When it comes to arrestee databases, however, the issue becomes more salient. Criminologists agree that racial discrimination is greater at the level of arrest than it is at the level of conviction, because arrest depends so heavily on police discretion. Arrest discrimination is not based merely on race but also on class and geography. For example, you can use, or even sell, narcotics with a far lower risk of arrest if you are rich, white, and live in the suburbs than if you are poor, black, and live in the inner city. Some demographic sectors of American society, such as poor, black, inner-city males, have shockingly low probabilities of getting through adolescence without having at least one run-in with the police. If such encounters trigger inclusion in a DNA database, the database becomes discriminatory.
To glimpse the likely outcome in the United States, look at the United Kingdom, where the database covers a much larger portion of the overall population than in the U.S. There, 37 percent of black men, 13 percent of Asian men, and 9 percent of white men have had their DNA profiles included in the national database. The figures are even starker if one considers only younger males. Approximately 77 percent of black males between 15 and 34 are in the national database, compared with 22 percent of white males in that age bracket.

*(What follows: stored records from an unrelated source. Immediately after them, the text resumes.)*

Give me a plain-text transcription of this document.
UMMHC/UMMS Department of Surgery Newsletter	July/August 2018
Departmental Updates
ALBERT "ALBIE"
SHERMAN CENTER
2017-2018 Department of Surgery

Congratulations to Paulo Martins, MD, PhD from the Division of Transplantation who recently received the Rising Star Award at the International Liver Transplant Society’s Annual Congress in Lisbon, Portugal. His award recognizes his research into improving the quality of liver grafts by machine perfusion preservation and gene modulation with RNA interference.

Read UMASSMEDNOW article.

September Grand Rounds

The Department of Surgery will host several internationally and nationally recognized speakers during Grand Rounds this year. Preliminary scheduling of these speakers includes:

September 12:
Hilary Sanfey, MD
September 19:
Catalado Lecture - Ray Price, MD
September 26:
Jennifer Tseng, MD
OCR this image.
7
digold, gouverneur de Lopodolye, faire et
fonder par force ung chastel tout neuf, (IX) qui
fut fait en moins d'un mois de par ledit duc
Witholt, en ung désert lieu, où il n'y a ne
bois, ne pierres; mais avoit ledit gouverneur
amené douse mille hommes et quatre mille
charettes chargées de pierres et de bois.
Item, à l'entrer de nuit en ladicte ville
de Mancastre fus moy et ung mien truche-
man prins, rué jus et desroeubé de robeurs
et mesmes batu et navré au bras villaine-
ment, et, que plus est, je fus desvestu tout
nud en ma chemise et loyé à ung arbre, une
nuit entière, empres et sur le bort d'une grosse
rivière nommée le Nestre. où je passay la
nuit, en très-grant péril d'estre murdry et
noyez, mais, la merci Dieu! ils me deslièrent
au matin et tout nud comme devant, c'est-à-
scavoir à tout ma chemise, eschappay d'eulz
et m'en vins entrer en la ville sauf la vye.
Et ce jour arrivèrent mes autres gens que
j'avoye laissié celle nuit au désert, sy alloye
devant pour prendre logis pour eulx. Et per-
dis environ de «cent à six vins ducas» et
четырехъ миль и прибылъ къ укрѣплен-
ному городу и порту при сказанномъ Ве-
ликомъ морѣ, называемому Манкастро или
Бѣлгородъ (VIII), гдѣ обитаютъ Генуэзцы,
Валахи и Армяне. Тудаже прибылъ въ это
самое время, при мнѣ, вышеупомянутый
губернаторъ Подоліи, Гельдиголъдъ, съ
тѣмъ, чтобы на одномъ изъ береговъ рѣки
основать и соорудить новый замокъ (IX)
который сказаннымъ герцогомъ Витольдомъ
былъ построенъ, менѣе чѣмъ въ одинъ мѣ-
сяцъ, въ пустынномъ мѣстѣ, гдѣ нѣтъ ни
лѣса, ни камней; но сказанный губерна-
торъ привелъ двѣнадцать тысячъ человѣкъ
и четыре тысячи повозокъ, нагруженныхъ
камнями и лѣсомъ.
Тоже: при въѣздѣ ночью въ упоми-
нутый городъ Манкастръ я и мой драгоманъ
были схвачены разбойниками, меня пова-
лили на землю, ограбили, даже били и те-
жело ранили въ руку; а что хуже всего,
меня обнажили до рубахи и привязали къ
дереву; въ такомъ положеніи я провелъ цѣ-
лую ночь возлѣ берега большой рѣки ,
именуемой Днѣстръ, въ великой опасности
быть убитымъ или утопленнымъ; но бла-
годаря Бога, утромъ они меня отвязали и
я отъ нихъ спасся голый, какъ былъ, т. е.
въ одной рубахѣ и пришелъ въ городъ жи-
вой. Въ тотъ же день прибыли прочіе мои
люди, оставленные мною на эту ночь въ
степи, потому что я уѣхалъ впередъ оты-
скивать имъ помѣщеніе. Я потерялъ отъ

Such an arrestee database tends to include the maximum number of racial minorities and the smallest number of whites [see charts, “Color Wheels ”].
As Kaye and the University of Wisconsin’s Michael Smith put it starkly in their contribution to DNA and the Criminal Justice System, “Such an ‘arrest-only’ database would have the look and feel of a universal DNA database for black males, whose already jaundiced view of law enforcement’s legitimacy is itself a threat to public safety.”
When law-enforcement officials enter new genetic records from unidentified samples recovered at crime scenes into a DNA database, the system compares them with existing profiles. Some legal scholars say that this procedure amounts to daily searches of each person in the database—no different from stopping drivers for pat-downs without warrants. Other experts maintain that because the individuals aren’t aware of the searches, no harm is done.
The risks might seem remote now, but even so, perhaps they should be borne by all citizens equally.
One risk, the possibility of false incrimination, either through DNA planting or laboratory error, is less remote. There simply isn’t good current data on the false-positive error rate for DNA profiling. But although forensic DNA-profiling technology is robust, reports of recent errors abound. And it’s not just the laboratories generally considered poor (like the police crime lab in Houston) but also those regarded as among the nation’s finest (such as the FBI’s and the Virginia State Department of Forensic Sciences) that are making mistakes. The errors, documented by Professor William Thompson, of the University of California, Irvine, and others, have led to wrongful convictions.
Planting DNA is possible as well, and it is likely to become increasingly easy and cheap to do, allowing more people to learn how. Of course, the planting of evidence is not new. But because DNA evidence commands such enormous trust and is conceived as scientific, the potential hazards of evidence tampering would be particularly pernicious. Again, perhaps the risks of such mistakes or malfeasance should be borne equally.